Hi, I'm trying to get failed shard in a single node cluster back online. The cluster is a single docker container running the docker.elastic.co/elasticsearch/elasticsearch:7.9.2
image. It has 10 indices and somewhere this afternoon one index went red with the following error:
nested: IOException[failed engine (reason: [refresh failed source[write indexing buffer]])];
nested: CorruptIndexException[checksum status indeterminate: unexpected exception (resource=BufferedChecksumIndexInput(NIOFSIndexInput(path="/usr/share/elasticsearch/data/nodes/0/indices/xFpiL2YWSzOCBE7eNrGomQ/0/index/_zu_1.fnm")))];
nested: IOException[read past EOF: NIOFSIndexInput(path="/usr/share/elasticsearch/data/nodes/0/indices/xFpiL2YWSzOCBE7eNrGomQ/0/index/_zu_1.fnm") buffer: java.nio.HeapByteBuffer[pos=0 lim=1024 cap=1024] chunkLen: 1024 end: 6820: NIOFSIndexInput(path="/usr/share/elasticsearch/data/nodes/0/indices/xFpiL2YWSzOCBE7eNrGomQ/0/index/_zu_1.fnm")];
nested: EOFException[read past EOF: NIOFSIndexInput(path="/usr/share/elasticsearch/data/nodes/0/indices/xFpiL2YWSzOCBE7eNrGomQ/0/index/_zu_1.fnm") buffer: java.nio.HeapByteBuffer[pos=0 lim=1024 cap=1024] chunkLen: 1024 end: 6820];
Searching online I found I should give this command a try:
/usr/share/elasticsearch/jdk/bin/java -cp /usr/share/elasticsearch/lib/lucene-core-8.6.2.jar -ea:org.apache.lucene... org.apache.lucene.index.CheckIndex /usr/share/elasticsearch/data/nodes/0/indices/xFpiL2YWSzOCBE7eNrGomQ/0/index/
This seems to check 25 segment files (?) which takes about ~15min but then reports everything is fine.

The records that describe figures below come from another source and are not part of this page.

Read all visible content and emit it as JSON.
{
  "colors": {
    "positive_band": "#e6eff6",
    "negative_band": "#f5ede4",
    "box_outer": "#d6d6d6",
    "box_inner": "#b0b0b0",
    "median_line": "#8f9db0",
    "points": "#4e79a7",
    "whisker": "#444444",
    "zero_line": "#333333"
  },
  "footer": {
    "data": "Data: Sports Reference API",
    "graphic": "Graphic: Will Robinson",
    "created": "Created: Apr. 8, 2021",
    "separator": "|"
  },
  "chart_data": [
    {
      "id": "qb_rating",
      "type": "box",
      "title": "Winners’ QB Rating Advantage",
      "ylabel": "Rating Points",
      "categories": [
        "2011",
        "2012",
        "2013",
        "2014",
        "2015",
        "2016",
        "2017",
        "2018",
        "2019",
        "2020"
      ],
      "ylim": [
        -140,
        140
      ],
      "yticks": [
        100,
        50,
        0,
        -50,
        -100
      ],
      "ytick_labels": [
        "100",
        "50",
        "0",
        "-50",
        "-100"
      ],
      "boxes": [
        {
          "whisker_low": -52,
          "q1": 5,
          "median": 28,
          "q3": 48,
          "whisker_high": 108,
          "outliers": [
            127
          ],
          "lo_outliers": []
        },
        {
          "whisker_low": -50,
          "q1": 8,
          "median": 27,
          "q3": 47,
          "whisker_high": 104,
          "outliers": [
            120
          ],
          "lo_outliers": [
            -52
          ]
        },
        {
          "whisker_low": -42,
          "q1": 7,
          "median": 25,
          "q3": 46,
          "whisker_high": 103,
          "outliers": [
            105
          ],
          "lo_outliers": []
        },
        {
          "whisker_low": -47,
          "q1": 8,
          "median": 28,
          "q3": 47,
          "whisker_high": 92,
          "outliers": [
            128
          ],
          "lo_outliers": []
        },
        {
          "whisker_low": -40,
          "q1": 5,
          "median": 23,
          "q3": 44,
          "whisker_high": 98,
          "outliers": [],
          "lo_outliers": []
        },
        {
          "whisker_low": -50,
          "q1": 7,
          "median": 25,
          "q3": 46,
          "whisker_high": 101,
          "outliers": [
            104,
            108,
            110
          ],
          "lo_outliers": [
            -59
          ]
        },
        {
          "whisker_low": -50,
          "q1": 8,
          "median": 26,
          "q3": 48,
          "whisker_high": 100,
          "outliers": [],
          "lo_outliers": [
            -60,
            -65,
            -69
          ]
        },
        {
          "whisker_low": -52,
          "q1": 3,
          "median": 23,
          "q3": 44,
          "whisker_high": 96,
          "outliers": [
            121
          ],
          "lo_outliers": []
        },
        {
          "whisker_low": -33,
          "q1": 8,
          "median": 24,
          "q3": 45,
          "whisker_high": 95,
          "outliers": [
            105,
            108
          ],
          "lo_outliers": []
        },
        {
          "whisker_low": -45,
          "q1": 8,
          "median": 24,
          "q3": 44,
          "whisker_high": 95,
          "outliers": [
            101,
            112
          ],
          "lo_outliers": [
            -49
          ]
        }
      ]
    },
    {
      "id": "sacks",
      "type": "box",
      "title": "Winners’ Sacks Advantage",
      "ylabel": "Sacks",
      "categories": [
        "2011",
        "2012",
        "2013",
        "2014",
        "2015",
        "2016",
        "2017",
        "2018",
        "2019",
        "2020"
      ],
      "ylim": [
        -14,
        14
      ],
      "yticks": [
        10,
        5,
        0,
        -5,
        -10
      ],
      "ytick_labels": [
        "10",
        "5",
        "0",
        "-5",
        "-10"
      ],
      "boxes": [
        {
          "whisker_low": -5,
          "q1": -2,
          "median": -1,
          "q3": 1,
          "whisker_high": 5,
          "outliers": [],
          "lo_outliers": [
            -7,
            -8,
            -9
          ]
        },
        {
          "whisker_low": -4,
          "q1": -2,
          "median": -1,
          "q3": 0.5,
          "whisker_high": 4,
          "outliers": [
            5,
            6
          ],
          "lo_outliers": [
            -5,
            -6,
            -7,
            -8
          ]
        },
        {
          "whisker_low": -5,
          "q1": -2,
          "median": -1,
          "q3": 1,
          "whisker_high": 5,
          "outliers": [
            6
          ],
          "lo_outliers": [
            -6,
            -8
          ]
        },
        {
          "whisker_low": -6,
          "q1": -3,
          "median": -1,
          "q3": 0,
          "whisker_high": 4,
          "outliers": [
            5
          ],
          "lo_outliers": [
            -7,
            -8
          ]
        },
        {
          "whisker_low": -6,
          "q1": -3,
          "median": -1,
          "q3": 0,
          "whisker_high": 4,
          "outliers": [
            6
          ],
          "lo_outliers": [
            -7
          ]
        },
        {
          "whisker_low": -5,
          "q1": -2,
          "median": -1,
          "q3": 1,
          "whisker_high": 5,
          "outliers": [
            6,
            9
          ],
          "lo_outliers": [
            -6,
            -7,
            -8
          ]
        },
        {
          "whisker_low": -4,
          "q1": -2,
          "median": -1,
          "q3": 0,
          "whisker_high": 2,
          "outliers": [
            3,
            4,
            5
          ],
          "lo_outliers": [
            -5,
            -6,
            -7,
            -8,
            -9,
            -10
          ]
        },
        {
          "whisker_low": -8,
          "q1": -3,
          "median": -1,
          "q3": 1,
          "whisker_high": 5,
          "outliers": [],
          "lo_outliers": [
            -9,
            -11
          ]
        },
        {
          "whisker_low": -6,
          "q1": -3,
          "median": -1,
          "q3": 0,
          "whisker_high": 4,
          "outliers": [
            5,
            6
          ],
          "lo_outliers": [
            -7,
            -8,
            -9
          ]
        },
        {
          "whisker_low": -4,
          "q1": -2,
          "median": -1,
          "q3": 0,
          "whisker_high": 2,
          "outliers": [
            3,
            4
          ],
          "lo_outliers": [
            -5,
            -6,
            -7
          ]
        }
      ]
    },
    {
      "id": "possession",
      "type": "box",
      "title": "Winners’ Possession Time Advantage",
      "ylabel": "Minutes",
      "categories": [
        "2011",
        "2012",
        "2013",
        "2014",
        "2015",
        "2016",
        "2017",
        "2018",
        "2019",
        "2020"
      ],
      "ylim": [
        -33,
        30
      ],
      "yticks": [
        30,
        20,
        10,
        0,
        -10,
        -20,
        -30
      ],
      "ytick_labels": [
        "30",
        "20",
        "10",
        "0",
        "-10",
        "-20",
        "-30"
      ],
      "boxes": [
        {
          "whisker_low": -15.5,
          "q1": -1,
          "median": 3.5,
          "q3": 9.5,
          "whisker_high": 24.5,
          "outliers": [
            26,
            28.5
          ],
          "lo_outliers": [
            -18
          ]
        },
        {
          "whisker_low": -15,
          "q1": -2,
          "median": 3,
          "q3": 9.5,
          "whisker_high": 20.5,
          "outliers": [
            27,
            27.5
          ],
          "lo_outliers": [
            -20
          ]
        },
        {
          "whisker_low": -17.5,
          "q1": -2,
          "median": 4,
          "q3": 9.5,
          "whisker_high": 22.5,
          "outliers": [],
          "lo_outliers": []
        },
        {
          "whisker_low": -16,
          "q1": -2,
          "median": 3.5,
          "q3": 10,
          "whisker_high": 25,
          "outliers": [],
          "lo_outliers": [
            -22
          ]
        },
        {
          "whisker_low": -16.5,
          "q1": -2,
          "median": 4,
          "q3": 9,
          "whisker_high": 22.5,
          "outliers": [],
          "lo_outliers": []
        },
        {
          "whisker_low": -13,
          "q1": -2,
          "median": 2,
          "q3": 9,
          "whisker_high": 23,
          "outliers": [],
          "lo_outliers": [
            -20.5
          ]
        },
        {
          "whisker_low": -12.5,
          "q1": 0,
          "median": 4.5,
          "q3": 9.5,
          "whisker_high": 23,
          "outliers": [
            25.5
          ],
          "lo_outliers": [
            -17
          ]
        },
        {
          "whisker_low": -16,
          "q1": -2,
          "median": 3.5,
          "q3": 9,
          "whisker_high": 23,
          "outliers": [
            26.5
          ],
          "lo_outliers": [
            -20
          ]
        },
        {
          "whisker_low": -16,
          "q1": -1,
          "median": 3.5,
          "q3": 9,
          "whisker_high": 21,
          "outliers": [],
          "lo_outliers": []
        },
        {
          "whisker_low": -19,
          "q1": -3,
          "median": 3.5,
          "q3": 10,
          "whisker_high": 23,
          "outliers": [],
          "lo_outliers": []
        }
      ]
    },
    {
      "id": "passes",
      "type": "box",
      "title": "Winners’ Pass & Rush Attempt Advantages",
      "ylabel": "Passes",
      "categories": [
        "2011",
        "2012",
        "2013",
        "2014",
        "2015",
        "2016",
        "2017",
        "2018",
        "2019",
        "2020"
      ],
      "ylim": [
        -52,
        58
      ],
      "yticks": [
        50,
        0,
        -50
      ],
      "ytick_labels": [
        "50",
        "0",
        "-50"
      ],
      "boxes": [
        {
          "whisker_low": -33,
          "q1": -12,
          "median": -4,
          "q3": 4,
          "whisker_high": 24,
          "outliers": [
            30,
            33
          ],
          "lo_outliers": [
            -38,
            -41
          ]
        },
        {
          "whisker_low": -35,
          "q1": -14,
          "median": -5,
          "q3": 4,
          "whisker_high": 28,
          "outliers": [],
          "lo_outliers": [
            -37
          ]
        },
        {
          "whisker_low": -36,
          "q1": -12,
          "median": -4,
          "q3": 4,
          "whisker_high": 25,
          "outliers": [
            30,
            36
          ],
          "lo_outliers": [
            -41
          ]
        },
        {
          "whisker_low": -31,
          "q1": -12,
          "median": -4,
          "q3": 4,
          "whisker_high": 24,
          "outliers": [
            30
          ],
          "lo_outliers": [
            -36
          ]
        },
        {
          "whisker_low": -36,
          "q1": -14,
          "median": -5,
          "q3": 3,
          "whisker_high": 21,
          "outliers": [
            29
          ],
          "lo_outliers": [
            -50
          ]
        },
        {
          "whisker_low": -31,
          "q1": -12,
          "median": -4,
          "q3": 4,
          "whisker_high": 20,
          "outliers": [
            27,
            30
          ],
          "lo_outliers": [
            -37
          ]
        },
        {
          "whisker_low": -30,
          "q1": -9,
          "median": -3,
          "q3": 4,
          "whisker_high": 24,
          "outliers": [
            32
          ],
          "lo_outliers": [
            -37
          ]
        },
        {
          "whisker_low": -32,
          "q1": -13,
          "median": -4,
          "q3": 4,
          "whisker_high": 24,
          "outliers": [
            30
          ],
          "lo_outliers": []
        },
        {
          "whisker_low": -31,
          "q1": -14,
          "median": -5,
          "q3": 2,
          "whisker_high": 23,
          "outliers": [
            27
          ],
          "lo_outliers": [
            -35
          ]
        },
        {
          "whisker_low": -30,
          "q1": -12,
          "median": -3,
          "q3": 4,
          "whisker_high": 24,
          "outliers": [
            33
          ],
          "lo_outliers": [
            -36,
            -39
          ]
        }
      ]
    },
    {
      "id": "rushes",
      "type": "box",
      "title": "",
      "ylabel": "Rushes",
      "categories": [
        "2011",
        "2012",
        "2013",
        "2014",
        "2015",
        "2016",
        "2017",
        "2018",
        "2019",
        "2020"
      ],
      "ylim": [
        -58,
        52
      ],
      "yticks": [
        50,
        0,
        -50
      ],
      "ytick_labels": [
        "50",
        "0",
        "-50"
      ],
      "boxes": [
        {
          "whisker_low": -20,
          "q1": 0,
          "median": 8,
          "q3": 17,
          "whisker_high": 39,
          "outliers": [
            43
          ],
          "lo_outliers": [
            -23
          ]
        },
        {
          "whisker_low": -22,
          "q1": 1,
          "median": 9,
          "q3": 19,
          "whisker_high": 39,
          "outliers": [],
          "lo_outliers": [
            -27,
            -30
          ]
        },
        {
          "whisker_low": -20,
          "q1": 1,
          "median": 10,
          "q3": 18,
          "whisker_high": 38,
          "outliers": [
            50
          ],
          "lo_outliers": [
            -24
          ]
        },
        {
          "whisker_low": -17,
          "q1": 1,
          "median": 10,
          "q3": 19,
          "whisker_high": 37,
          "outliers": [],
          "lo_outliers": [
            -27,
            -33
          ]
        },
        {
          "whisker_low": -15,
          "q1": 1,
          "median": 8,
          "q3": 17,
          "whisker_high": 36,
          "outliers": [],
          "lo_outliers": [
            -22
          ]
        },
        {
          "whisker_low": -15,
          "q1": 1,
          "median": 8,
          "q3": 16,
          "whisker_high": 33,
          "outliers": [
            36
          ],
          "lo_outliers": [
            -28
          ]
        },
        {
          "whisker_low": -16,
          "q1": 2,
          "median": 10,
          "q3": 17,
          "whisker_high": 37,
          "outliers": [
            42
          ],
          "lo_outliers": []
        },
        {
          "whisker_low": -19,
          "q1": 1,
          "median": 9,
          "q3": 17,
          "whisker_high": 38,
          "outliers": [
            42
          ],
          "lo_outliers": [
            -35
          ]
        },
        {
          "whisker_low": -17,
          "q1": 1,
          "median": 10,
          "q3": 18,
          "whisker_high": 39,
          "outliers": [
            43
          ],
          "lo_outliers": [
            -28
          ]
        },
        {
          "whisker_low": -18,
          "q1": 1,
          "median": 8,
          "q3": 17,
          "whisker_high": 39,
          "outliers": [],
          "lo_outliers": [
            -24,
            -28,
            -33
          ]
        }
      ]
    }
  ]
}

I tried calling this endpoint:
POST _cluster/reroute?master_timeout=5m
{
"commands": [
{
"allocate_empty_primary": {
"index": "dossiers-en",
"shard": 0,
"node": "elastic-search-7cb7cf9bf8-dhwmn",
"accept_data_loss": true
}
}
]
}
But this gives me the same error as I started with again. Also restarting the whole container results in the same error.
Any tips on getting this index back up and running, preferably with no or minimal data loss?